Particle’s Electron is a “cellular Arduino” with a global data plan

The Electron, an Arduino-compatible controller that just happens to have a GSM cellular connection built in. (credit: Particle)

Particle, a company that makes development kits for wireless Internet of Things applications—formerly known as Spark Devices—is preparing to ship a new board-based computer that will allow developers to use Arduino code to build mobile wireless devices based on GSM cellular connections. The Electron will allow developers to build Internet of Things devices that can connect nearly anywhere in the world where there's a 2G or 3G mobile wireless network.

Electron is the followup to Particle's Photon, a Wi-Fi based device with similar capabilities.

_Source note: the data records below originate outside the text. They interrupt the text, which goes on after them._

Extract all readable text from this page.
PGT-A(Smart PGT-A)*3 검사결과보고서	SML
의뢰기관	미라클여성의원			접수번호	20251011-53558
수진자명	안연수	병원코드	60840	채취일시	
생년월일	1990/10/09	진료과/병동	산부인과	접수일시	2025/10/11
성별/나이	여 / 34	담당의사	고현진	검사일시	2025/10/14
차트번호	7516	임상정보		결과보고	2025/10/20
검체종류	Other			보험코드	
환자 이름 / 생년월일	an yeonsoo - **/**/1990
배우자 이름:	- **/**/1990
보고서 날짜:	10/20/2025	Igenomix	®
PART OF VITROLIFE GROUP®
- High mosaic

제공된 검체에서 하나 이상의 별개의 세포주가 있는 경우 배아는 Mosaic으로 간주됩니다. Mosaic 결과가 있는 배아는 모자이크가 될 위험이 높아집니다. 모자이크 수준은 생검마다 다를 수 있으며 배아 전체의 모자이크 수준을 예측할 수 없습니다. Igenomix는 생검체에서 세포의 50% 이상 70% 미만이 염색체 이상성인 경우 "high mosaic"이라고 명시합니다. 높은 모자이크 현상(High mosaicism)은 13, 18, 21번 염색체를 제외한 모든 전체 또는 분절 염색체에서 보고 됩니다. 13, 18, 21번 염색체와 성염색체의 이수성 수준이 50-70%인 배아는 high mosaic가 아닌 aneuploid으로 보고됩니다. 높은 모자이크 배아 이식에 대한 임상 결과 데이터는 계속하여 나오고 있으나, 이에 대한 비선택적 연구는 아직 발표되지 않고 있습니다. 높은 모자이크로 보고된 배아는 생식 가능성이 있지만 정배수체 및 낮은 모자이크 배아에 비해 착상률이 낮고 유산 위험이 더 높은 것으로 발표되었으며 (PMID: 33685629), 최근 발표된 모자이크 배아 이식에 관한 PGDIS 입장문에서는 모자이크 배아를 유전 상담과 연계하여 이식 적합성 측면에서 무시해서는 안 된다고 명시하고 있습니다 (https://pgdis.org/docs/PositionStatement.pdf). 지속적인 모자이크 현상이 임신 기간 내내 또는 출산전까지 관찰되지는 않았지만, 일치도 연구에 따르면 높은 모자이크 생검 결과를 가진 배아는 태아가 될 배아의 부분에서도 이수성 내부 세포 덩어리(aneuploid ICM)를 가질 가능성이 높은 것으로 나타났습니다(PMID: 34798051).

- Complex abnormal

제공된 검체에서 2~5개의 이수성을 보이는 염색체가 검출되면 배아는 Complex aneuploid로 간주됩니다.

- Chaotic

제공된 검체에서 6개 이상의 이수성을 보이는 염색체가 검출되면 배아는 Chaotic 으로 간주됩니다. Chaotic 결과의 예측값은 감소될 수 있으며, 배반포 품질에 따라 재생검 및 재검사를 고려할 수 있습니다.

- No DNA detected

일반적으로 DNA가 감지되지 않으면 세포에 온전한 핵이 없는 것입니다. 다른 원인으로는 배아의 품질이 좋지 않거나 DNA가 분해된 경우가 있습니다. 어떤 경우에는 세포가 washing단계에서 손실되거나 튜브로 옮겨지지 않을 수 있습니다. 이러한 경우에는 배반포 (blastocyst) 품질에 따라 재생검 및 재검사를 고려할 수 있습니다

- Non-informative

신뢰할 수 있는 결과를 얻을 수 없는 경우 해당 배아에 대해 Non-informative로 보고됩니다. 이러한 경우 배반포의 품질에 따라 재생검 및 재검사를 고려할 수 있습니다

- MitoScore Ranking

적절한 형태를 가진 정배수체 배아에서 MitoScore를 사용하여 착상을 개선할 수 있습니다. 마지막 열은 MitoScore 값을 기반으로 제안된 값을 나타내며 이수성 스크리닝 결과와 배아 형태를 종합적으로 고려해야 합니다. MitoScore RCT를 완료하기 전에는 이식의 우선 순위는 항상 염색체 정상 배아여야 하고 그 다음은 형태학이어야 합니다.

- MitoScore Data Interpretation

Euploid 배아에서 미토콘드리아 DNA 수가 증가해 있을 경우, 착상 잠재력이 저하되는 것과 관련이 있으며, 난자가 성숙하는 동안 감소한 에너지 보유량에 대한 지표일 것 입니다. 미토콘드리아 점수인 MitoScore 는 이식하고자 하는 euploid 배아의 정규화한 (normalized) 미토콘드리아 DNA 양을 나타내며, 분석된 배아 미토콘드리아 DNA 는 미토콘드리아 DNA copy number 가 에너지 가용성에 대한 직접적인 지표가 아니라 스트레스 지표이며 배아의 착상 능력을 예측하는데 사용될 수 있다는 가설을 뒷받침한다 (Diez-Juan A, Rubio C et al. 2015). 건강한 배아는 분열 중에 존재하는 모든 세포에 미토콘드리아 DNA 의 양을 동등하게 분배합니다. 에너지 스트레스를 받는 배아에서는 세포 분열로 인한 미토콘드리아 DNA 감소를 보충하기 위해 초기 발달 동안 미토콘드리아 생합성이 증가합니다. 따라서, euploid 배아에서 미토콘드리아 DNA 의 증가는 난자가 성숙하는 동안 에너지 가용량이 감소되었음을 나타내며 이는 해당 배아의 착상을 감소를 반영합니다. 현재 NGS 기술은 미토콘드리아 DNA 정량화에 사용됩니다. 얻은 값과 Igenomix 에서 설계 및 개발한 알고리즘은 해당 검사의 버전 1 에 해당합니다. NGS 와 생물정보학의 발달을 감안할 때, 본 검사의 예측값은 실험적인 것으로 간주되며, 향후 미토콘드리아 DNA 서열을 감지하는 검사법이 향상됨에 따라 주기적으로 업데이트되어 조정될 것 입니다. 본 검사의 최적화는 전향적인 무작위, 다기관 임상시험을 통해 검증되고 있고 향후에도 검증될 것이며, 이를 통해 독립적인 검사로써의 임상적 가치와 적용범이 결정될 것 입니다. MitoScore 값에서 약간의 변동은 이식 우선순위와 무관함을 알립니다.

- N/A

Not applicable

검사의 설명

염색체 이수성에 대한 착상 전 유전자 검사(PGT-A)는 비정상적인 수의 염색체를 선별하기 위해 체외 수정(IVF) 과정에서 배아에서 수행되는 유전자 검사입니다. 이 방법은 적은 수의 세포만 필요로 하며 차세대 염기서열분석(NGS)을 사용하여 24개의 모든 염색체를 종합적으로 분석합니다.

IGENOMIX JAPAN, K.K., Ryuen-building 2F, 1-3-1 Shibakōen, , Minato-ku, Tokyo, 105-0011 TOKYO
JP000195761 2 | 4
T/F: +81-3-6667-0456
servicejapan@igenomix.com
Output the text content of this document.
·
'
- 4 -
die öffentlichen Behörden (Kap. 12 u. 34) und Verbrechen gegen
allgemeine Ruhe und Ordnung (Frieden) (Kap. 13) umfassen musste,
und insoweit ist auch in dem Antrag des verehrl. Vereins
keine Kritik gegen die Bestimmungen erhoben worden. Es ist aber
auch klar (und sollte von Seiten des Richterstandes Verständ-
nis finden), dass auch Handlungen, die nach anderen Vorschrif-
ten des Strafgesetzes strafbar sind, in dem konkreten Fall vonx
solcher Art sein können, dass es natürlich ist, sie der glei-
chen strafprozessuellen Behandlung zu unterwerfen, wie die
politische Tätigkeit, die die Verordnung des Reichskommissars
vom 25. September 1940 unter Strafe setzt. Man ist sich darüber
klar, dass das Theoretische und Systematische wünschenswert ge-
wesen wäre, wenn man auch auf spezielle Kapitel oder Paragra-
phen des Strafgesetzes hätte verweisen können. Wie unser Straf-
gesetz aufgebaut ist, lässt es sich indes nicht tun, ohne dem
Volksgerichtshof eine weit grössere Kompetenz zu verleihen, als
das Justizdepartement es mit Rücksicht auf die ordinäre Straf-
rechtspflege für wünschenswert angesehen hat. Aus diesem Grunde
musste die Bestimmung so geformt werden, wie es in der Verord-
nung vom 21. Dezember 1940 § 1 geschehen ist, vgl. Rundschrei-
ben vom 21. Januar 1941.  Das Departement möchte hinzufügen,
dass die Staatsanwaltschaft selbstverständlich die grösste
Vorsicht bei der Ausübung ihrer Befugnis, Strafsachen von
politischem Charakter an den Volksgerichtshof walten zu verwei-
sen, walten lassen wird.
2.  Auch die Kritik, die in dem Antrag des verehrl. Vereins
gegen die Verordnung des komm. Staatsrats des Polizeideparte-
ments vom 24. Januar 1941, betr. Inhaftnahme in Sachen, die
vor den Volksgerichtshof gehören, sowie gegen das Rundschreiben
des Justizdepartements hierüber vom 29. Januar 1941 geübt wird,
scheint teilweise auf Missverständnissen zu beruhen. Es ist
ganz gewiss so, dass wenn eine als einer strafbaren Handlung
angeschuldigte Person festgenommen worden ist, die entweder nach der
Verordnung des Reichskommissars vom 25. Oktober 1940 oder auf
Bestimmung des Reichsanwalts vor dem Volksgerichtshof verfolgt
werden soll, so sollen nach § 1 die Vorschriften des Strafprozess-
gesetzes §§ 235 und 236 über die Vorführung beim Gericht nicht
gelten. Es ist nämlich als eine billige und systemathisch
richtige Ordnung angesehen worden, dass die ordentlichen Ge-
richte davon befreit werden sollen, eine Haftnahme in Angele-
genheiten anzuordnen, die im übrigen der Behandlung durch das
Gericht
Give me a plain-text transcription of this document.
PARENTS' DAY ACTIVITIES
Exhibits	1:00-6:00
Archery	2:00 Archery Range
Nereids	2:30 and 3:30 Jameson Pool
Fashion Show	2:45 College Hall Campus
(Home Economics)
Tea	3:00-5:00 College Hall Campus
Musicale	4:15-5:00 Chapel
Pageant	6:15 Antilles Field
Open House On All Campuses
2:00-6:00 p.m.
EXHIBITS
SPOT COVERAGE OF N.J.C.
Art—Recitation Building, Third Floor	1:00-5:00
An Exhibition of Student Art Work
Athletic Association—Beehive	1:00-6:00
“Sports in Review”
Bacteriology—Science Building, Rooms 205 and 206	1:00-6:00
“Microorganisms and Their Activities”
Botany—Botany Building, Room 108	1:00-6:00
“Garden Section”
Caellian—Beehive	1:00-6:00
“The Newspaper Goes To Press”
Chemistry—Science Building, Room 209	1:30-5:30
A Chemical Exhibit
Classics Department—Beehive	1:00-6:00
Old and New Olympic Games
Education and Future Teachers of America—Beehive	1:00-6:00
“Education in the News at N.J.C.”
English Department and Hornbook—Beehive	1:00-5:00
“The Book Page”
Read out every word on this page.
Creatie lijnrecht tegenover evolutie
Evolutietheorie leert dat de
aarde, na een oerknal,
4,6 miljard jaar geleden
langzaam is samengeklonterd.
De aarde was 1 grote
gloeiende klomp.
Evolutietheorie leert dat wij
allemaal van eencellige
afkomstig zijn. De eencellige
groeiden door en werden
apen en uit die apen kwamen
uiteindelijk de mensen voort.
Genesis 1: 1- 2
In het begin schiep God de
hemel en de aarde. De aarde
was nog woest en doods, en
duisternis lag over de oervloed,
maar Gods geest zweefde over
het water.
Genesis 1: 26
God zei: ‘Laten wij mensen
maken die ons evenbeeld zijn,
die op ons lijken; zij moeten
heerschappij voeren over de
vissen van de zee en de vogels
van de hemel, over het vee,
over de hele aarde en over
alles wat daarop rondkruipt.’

Both Photon and Electron can use Arduino "sketch" code or code written in Particle's own development tool. And Particle offers a cloud service that allows developers to scale up their devices to full-production deployments of more than 100,000 devices.

Part of the appeal (and the business model) for Electron is that it comes with its own global data plan. Using an IoT SIM that works on cellular networks in over 100 countries, the Electron's basic data plan starts at $2.99 per month for 1 megabyte of data and 99 cents for each additional megabyte. That's not a lot of data, but Electron is intended mostly for "machine to machine" (M2M) applications, where relatively small messages are sent between the device and the cloud—not for things like streaming video or more consumer-type broadband cellular applications.